Osibodu selected eight high school students from schools in Toronto, Durham Region and York Region for her qualitative study and explored their high school math experiences. More than half of them loved math and were successful with it, but Osibodu wanted to see what other factors were at play.
“Many of them felt that other students were surprised to see them in academic math classes and succeeding with the work,” she said. “I don’t know how we fix this.”
Even in the diverse Toronto District School Board (TDSB), the student was one of the few Black or mixed-race students on the academic track at her school and felt the pressure to prove she belonged.
“One other thing was clear,” said Osibodu. “Of the eight students, none had ever had a Black math teacher and only the TDSB student had had Black teachers in any subject.”
To understand the Black experience more thoroughly, Osibodu has applied for a three-year grant from the Social Sciences and Humanities Research Council (SSHRC) to do a larger longitudinal study following students in Grades 9, 10 and 11 to try to understand the impact of race and power on Black learners and how different experiences shape their math identities.
“My work will combine math with social justice,” she said. “I want to use math as an avenue to talk about social issues, though the students I spoke with weren’t sure it was possible. Many math classes are still very quiet; the teacher asks questions and the students answer. But they were all keen to see what it could look like.”
Osibodu knows there is a way to insert context into math – in looking at housing prices, the inequity in loan approvals and the financial impacts of gentrification, for example.

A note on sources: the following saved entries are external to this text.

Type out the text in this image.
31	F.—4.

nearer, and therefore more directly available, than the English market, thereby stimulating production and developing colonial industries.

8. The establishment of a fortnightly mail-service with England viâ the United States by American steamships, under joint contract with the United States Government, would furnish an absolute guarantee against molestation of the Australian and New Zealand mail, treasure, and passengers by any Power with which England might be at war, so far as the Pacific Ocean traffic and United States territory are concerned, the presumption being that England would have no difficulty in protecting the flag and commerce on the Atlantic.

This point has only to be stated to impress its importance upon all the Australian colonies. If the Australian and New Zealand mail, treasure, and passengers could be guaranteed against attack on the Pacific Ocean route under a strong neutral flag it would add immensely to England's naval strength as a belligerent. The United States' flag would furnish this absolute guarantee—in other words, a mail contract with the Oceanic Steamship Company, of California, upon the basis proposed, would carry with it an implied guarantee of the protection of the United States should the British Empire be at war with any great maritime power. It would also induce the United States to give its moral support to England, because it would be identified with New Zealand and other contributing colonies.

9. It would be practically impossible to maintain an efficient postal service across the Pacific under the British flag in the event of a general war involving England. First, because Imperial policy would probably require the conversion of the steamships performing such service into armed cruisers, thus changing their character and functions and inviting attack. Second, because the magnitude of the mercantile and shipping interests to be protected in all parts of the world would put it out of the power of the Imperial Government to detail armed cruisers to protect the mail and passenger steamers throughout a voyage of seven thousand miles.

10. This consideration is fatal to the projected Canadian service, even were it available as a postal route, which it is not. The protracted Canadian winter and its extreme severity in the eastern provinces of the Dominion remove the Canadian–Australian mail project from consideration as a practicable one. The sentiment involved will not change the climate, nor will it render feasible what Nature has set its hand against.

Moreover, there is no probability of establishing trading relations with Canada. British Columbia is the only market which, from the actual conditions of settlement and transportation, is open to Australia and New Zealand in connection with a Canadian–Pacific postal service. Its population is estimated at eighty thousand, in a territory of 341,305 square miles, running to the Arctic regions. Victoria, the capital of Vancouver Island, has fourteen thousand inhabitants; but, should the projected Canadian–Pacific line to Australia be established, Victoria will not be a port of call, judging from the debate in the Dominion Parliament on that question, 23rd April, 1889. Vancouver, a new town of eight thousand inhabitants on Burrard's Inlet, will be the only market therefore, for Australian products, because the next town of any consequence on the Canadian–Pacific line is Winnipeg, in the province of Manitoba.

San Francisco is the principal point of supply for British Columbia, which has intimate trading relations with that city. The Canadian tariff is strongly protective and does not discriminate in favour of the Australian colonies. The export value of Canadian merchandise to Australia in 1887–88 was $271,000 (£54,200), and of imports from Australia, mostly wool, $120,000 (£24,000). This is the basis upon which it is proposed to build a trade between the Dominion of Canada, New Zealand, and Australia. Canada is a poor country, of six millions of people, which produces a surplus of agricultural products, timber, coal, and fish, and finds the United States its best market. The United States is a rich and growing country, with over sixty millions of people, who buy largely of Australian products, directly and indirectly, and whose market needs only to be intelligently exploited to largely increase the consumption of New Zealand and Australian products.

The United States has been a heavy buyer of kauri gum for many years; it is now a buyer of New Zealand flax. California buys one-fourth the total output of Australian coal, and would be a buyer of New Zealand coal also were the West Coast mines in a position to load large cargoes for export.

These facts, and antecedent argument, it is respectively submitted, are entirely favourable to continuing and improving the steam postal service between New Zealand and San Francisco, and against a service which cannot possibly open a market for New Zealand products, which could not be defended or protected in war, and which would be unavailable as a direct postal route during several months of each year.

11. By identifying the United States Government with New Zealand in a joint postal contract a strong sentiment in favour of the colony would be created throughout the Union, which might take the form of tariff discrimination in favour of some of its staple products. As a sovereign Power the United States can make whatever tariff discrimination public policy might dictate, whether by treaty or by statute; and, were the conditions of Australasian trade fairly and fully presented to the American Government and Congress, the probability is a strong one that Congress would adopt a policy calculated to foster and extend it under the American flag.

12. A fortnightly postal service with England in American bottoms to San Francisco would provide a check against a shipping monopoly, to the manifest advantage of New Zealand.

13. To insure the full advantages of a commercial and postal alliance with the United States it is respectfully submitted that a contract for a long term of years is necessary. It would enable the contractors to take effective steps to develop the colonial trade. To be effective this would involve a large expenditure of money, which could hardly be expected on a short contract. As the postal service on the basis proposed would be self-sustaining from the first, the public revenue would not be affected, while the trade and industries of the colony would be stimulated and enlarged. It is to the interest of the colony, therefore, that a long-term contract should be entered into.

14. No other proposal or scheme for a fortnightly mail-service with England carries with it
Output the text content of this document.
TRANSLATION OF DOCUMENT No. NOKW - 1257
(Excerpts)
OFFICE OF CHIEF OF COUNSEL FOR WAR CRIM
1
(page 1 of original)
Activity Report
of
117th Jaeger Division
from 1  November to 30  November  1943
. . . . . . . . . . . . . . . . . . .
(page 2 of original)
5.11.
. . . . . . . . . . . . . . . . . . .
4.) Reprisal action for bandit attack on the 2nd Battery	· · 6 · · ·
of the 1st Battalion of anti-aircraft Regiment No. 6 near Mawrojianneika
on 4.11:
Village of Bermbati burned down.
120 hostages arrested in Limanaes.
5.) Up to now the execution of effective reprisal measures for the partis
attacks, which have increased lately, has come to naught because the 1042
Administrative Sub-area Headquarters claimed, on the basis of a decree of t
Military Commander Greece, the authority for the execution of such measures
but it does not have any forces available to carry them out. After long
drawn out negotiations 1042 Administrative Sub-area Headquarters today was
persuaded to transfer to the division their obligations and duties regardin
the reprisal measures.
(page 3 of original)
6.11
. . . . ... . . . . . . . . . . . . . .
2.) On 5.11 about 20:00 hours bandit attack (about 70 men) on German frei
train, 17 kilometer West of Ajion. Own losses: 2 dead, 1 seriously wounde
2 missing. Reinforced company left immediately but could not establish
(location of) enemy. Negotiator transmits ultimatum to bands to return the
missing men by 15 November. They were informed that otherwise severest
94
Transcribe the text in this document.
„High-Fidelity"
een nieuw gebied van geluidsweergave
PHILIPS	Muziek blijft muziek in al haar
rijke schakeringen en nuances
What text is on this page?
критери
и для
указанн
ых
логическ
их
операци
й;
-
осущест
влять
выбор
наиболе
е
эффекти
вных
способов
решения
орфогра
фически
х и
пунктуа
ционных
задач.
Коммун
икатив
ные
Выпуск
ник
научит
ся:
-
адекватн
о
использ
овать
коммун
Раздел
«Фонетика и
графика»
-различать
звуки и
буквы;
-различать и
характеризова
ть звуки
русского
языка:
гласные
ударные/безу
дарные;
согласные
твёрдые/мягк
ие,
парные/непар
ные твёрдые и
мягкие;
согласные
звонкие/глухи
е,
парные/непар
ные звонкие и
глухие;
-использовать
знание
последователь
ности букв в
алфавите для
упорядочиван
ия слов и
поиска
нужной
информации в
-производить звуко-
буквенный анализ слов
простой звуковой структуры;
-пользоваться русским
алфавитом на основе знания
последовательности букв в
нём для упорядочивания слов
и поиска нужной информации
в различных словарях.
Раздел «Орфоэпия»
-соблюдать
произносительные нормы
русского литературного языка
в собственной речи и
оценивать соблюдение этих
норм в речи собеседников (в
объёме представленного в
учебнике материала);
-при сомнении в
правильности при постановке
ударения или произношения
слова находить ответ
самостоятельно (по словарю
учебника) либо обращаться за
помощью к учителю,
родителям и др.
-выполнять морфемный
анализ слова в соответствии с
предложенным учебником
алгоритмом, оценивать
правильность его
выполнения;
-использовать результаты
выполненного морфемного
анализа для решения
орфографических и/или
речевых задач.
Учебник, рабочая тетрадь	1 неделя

The project is designed to run throughout the year and would include “interesting math activities” in the summer, giving the students “a space where we talk, rather than do worksheets” and one that will allow them to “make sense of the world through a math lens.”
Osibodu is the winner of the EdCan Network’s 2021 Pat Clifford Award, an honour that recognizes Canada’s emerging education researchers. She’s holding her breath while waiting to see if SSHRC recognizes the importance of her research by approving her grant.